Include Annualized Returns/Cumulative Returns

Contents

How Include Annualized Returns or Cumulative Returns Works

In Dynamic Reports

In PDF Reports

Reports With This Setting

 

 

How Include Annualized Returns or Cumulative Returns Works

Applies to:
Dynamic ✔ PDF

Client Portal

Annualization converts a cumulative rate over a number of years to the average yearly rate that when compounded over the entire period results in the cumulative rate. The goal of annualization is to normalize returns and state them in terms of what has been achieved in an average year for the account or position. This makes it easier to compare the performance an account has achieved relative to others that have been open for different lengths of time.

This setting allows you to designate which returns are reported in the Performance History report: Annualized returns, cumulative returns, or both.

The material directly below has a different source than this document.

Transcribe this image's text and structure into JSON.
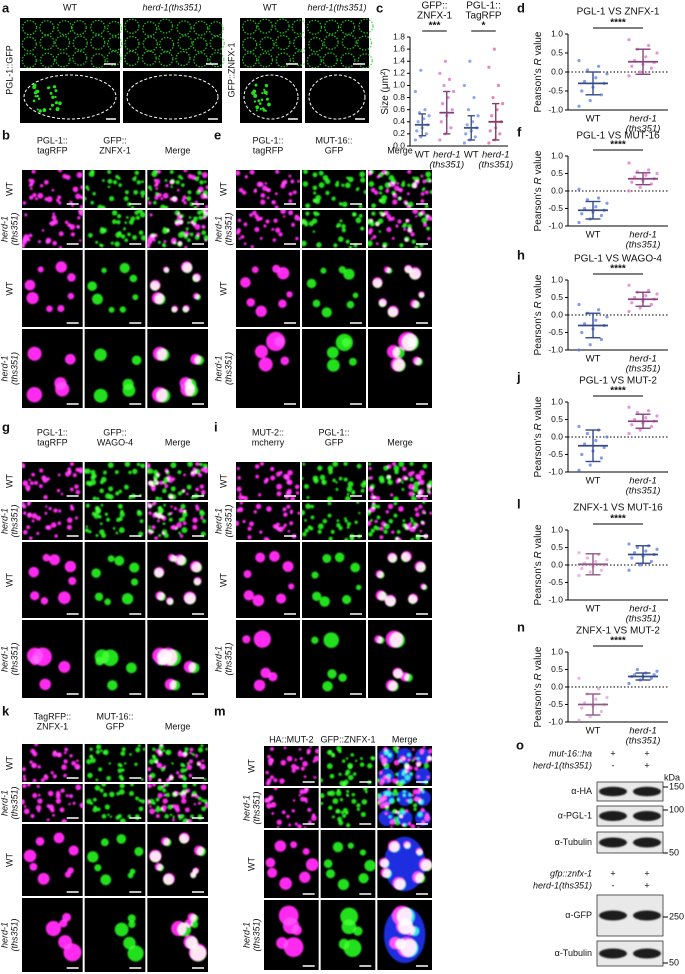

You might want to use annualized returns when using the report for comparisons: comparing accounts to a benchmark, comparing account data for different advisors, or comparing positions that have been held for differing periods of time. Annualization only applies to date periods greater than 12 months. Any date period less than or equal to 12 months—such as monthly, quarterly, or annually—are reported as cumulative returns.

Cumulative returns allow you to show how far an account has come, return-wise, over the date period. This is helpful when talking with a client about what's happened in an account over time.

In Dynamic Reports

This report is available in PDF reports only.

In PDF Reports

When you select a return option, the report creates a unique section for that return.